The Lost Melody Theorem for Infinite Time Blum-Shub-Smale Machines

TL;DR

This paper extends the lost melody theorem to Infinite Time Blum-Shub-Smale machines, showing the existence of recognizable but non-computable reals and their placement in the constructible hierarchy.

Contribution

It proves the lost melody theorem for ITBMs, characterizes recognizable reals as hyperarithmetic, and analyzes their hierarchy placement.

Findings

Existence of non-computable, recognizable reals for ITBMs.

ITBM-recognizable reals are hyperarithmetic.

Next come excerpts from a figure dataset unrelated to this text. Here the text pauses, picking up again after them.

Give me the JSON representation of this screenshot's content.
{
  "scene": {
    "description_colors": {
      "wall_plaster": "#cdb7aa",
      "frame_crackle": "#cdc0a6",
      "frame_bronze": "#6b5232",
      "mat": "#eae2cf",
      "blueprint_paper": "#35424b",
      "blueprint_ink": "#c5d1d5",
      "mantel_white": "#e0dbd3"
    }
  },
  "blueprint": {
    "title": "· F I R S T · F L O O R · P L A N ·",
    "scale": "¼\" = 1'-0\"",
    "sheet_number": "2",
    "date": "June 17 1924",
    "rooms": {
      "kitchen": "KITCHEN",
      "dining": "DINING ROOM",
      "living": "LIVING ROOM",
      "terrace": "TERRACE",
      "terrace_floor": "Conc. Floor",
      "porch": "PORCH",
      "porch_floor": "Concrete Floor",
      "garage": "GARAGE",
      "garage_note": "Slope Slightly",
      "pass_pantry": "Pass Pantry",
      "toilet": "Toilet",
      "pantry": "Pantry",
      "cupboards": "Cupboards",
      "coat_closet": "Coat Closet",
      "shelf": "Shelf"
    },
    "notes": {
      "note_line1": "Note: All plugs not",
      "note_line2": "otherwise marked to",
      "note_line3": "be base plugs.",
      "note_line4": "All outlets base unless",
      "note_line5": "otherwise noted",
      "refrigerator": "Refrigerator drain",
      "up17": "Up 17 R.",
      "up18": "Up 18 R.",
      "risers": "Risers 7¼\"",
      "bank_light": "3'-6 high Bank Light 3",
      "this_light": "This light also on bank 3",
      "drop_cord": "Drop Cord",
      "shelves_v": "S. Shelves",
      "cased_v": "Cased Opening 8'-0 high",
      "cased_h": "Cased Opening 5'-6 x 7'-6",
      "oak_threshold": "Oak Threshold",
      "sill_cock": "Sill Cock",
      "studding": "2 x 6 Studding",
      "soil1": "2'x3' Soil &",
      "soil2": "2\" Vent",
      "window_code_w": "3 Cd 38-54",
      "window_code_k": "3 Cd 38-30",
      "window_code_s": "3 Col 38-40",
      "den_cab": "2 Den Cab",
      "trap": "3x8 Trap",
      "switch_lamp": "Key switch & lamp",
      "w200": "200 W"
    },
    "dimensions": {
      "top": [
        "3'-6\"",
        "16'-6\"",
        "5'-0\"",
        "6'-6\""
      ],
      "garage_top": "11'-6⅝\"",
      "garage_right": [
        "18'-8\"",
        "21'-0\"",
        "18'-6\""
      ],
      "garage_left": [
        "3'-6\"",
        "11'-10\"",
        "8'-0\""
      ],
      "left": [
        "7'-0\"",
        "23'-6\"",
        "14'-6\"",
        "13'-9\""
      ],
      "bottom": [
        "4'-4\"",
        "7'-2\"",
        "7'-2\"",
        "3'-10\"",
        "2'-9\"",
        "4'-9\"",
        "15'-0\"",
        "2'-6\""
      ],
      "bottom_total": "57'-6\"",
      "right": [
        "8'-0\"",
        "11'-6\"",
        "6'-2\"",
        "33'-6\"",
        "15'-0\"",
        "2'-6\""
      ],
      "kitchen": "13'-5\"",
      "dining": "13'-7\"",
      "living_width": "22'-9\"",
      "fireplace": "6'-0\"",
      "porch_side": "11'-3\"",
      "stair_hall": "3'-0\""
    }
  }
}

Recognizable and unrecognizable reals appear at every level below $L_{\omega_1^{CK}}$.

Abstract

We consider recognizability for Infinite Time Blum-Shub-Smale machines, a model of infinitary computability introduced in Koepke and Seyfferth [KS]. In particular, we show that the lost melody theorem (originally proved for ITTMs in Hamkins and Lewis [HL]), i.e. the existence of non-computable, but recognizable real numbers, holds for ITBMs, that ITBM-recognizable real numbers are hyperarithmetic and that both ITBM-recognizable and ITBM-unrecognizable real numbers appear at every level of the constructible hierarchy below $L_{\omega_{1}^{\text{CK}}}$ at which new real numbers appear at all.